Busitema medical school faces closure for lack of staff

Study time. Nursing students at Busitema University in a laboratory. The university has about about 500 medical and nursing students. COURTESY PHOTO

What you need to know:

  • MPs were last week disappointed after finding out that Busitema University was ‘donating’ staff to other universities yet they continued to demand for more.
  • The university’s faculty is in Mbale District housing Microbiology, Physiology, Pharmacology and Biochemistry laboratories whose space is inadequate, according to Prof Waako.

Busitema University Faculty of Health Sciences faces closure for failure to recruit adequate staff and construct laboratories.
The university vice chancellor, Prof Paul Waako and team, made the revelations while appearing before Parliament Committee on Education last week.
The warning follows a recommendation by both the Medical and Dental Council, and the National Council for Higher Education (NCHE) to the university on May 28, 2019, to upgrade their facilities and improve staffing levels to meet requirements for training health workers in the country or face closure.
“The state of biochemistry and physiology laboratories are totally unacceptable, and this must be addressed as a matter of urgency to match the standards of NCHE,” the report read in part.

Seeking solution
Prof Waako informed the committee that they received a communication from Education minister Janet Museveni for a supplementary budget of Shs6.75 billion in November to support them in upgrading their facilities, which they were yet to get.
“The President directed that we get a supplementary budget of Shs6.75b, saying this school should not close. We are still waiting. We hope it will be part of the supplementary budget. We need staff and laboratories to keep the Faculty of Health running. It was recommended that we improve the facilities or it is closed,” Prof Waako pleaded with the committee.
The university’s faculty is in Mbale District housing Microbiology, Physiology, Pharmacology and Biochemistry laboratories whose space is inadequate, according to Prof Waako.
About 500 medical and nursing students training at this campus will require an additional 19 teaching and administrative staff for efficient teaching and learning for now.

Daily Monitor has seen a copy of the letter Ms Museveni wrote to the institution’s vice chancellor informing him that she had requested for the money following President Museveni’s directive.
“The university faculty, which is on the verge of closure, lacks necessities such as staff and laboratories, which are critical if the facility is to remain operational. I have requested for a supplementary budget as per the President’s directive… for additional funding to the faculty,” Ms Museveni said on November 11.
But the issue has not been acted upon.
Daily Monitor has established that the Secretary to the Treasury, Mr Keith Muhakanizi, assured the university management two years back that they would get the additional funding in the 2019/2020 budget.

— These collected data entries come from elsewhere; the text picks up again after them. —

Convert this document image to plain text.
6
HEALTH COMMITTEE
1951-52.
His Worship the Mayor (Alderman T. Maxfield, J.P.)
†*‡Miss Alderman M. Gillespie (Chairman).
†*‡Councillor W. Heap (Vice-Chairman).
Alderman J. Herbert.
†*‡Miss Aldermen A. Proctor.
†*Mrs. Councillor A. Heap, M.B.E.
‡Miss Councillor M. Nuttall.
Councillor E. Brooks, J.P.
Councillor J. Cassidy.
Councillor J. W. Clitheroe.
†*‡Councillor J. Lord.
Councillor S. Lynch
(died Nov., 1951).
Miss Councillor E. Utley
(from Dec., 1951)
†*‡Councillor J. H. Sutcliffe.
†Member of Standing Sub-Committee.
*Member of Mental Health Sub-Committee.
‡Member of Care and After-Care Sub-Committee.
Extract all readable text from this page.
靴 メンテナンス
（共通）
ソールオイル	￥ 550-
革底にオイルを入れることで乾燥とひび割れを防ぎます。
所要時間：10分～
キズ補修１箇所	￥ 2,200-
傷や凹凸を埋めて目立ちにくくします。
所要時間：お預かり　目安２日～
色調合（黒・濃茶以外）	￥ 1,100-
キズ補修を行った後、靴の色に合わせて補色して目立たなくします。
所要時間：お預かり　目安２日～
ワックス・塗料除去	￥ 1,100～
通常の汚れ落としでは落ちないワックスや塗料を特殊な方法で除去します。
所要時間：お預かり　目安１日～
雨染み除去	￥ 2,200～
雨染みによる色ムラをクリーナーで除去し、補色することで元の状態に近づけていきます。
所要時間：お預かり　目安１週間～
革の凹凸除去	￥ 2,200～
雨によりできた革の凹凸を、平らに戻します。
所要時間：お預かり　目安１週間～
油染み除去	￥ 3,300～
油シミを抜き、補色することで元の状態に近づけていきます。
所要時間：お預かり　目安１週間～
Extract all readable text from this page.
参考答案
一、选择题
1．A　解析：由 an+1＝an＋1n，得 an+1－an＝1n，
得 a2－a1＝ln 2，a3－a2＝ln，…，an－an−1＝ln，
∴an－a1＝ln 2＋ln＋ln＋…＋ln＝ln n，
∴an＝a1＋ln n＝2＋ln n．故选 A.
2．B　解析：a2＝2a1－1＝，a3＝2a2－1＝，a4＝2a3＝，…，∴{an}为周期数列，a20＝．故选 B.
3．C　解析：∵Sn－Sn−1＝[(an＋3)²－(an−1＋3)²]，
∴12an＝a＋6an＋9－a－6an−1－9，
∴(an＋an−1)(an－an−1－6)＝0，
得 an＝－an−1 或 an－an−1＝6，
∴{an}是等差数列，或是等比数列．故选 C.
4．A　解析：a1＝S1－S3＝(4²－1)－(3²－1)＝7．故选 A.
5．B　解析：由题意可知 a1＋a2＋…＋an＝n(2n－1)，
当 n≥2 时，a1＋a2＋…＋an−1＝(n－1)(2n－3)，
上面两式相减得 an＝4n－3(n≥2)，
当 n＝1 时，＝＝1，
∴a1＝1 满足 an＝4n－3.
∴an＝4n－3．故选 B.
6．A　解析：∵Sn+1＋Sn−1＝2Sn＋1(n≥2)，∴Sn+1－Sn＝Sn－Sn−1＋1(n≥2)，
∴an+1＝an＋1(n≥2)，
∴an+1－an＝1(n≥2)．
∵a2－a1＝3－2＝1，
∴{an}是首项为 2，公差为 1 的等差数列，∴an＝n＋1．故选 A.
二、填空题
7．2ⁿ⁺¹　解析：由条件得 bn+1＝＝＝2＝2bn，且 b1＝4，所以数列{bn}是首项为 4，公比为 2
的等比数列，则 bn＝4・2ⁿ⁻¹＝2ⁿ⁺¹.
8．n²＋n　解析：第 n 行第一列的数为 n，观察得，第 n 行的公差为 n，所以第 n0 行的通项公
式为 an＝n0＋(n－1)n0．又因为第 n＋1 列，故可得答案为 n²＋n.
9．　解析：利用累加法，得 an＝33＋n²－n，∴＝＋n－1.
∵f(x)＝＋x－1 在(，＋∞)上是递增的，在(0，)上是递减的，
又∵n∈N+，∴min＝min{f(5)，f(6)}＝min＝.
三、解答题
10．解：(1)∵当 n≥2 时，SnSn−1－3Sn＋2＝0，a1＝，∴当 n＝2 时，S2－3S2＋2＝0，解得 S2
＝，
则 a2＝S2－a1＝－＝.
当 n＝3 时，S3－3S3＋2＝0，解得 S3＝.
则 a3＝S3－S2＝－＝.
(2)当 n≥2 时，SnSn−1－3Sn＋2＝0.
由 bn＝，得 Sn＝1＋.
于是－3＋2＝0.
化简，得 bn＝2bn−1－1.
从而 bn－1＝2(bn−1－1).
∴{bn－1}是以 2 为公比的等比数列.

In his letter to the university secretary, Mr Muhakanizi acknowledged that his team had visited the university to ascertain the state of the infrastructure and found that the university had designed prototype agricultural equipment for farmers to save the community from buying expensive machinery from foreign countries and thus promoting the Buy Uganda Build Uganda policy.
“This is to inform you that additional funding will be considered,” Mr Muhakanizi wrote on August 4, 2018
Although Prof Waako yesterday said they hadn’t received the money, he added that they were in touch with the Ministry of Education top management over the matter.

Donating staff
However, MPs were last week disappointed after finding out that Busitema University was ‘donating’ staff to other universities yet they continued to demand for more.
Out of 760 academic staff needed, the university has only 167 (22 per cent).
The committee chairperson, Mr Jacob Opolot, said: “You are lamenting about staff but Soroti University was here saying you have donated staff to them. Where do you find the moral authority to donate staff?”

But Prof Waako said they were responding to a distress call from their colleagues.
“They (Soroti University) needed staff from a nearby university for six months. The staff we are lending out are administrative and not academic. We sent two staff to support them start but they remain staff of Busitema,” Prof Waako said in a separate interview with Daily Monitor.